He chuckled. “I wouldn’t do this unless I got paid. I’ve never been without booze or women for this long. Hanging with these idiots all day only makes this job worse, and I thought I was going to go crazy until I saw your face this morning.” He smiled warmly.

“Have you been doing this … job for very long?” I asked him.

“Couple months.”

“What were you doing before this?”

He grinned from ear to ear. “I was … I am … a mixed martial arts fighter.”

Griff and I spent the rest of the afternoon shooting the breeze, staying away from the taboo topics. I found out that he grew up in London, fought his way into professional cage fighting. He made money by getting locked in a cage and pulverizing the guy they put in front of him until one of them—usually the other guy from what he told me—called uncle or passed out or worse.

The best thing about Griff was that he talked enough for both of us. It was great to listen to him and block all the other stuff out. I didn’t notice how cold and hungry I was until the sun lowered and we were approached by another guard who had come to switch spots with Griff and ignore me.

“Wow!” Griff bellowed as we walked back to the house, “That was the fastest shift I’ve put in yet. You should keep me company more often.” I hadn’t done much else but sit there while he talked.

We kicked off our shoes at the door.

“Supper?” I offered, signaling my head toward the kitchen. But Griff hesitated.

“Nah … I’m going to hang with the boys downstairs.
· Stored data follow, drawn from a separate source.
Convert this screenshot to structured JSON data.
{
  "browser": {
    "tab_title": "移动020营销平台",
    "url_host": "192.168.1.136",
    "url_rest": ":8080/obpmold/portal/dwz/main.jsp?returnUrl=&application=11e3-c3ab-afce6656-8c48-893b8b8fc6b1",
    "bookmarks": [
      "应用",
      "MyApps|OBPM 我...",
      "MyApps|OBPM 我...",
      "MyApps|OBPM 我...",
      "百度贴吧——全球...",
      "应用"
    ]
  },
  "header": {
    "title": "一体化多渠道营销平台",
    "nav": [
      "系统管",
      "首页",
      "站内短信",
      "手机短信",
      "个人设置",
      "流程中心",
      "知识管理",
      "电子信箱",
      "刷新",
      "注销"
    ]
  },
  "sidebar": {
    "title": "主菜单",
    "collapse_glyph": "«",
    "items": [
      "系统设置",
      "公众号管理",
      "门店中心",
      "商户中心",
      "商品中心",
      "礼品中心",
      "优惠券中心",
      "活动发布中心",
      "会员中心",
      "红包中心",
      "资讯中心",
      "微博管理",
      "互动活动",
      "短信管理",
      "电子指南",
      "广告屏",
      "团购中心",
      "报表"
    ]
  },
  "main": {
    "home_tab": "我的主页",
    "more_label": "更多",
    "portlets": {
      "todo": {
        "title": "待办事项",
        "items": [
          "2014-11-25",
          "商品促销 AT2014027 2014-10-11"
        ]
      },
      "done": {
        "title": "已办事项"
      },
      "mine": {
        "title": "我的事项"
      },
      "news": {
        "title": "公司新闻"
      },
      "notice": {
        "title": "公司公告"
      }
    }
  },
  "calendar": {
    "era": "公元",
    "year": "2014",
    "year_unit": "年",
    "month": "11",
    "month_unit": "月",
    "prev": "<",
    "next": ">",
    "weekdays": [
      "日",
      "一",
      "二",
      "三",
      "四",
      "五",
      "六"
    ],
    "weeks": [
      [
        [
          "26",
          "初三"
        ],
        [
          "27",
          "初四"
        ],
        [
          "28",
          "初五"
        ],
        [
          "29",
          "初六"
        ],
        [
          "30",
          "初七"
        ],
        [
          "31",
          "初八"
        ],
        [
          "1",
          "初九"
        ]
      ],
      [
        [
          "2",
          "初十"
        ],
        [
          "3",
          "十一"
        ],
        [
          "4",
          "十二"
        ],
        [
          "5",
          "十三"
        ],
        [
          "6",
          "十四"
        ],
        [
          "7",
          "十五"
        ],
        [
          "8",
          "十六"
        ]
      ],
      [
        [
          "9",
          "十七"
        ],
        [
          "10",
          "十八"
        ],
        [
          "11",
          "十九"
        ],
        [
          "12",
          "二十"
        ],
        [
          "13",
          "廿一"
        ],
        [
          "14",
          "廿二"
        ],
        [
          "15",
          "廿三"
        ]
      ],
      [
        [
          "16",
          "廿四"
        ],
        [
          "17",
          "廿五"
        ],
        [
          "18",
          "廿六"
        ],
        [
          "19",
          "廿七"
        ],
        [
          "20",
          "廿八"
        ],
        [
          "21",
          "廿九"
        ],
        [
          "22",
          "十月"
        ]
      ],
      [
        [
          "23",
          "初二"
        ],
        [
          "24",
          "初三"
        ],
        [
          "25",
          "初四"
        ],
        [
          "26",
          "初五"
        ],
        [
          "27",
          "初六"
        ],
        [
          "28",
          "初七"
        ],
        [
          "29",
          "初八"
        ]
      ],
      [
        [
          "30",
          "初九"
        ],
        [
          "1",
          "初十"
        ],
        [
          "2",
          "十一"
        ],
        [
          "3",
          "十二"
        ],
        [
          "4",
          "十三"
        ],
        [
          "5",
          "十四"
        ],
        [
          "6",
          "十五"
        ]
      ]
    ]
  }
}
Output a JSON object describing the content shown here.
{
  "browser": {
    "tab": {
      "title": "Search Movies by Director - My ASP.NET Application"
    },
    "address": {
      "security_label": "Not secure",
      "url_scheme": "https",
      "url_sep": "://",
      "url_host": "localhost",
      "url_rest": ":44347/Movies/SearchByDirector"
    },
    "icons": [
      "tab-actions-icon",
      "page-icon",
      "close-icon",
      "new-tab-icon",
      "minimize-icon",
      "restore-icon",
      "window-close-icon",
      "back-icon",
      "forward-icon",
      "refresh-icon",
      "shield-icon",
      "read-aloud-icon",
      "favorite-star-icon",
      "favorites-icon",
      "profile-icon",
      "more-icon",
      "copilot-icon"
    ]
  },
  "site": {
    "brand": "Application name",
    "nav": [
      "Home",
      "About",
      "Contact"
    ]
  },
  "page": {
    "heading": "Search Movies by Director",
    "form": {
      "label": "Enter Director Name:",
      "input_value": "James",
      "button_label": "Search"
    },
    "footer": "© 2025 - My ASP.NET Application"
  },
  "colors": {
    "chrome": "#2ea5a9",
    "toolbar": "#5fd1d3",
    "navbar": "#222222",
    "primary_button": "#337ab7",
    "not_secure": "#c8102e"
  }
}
They’ll get jealous if I don’t spend time with them.”

He stood by the basement staircase, his eyes hopeful. “See you tomorrow?”

I gave him a devious smile. “Maybe.”

More guards started filtering in through the front door, shoes quickly piling up on the tiled floor and guns amassing against the wall. The incoming guards wouldn’t allow more than a furtive glimpse in my general direction. Griff had already disappeared downstairs.

I went to the living area. No one was there. Cameron wasn’t there.

I explored the kitchen. What I found were cupboards stacked with easy fixes: canned goods, frozen dinners, fluorescent orange pasta—it was like being back in student housing. I took out a can of peas and a can of whole tomatoes. I discovered a fully stocked spice rack hidden behind a George Foreman Grill in the bottom cupboard and placed it on the counter. Though the fridges were mostly filled with juice and pop, I was able to find some onions and green and red peppers. I also found a package of frozen chicken thighs, only slightly freezer-burnt.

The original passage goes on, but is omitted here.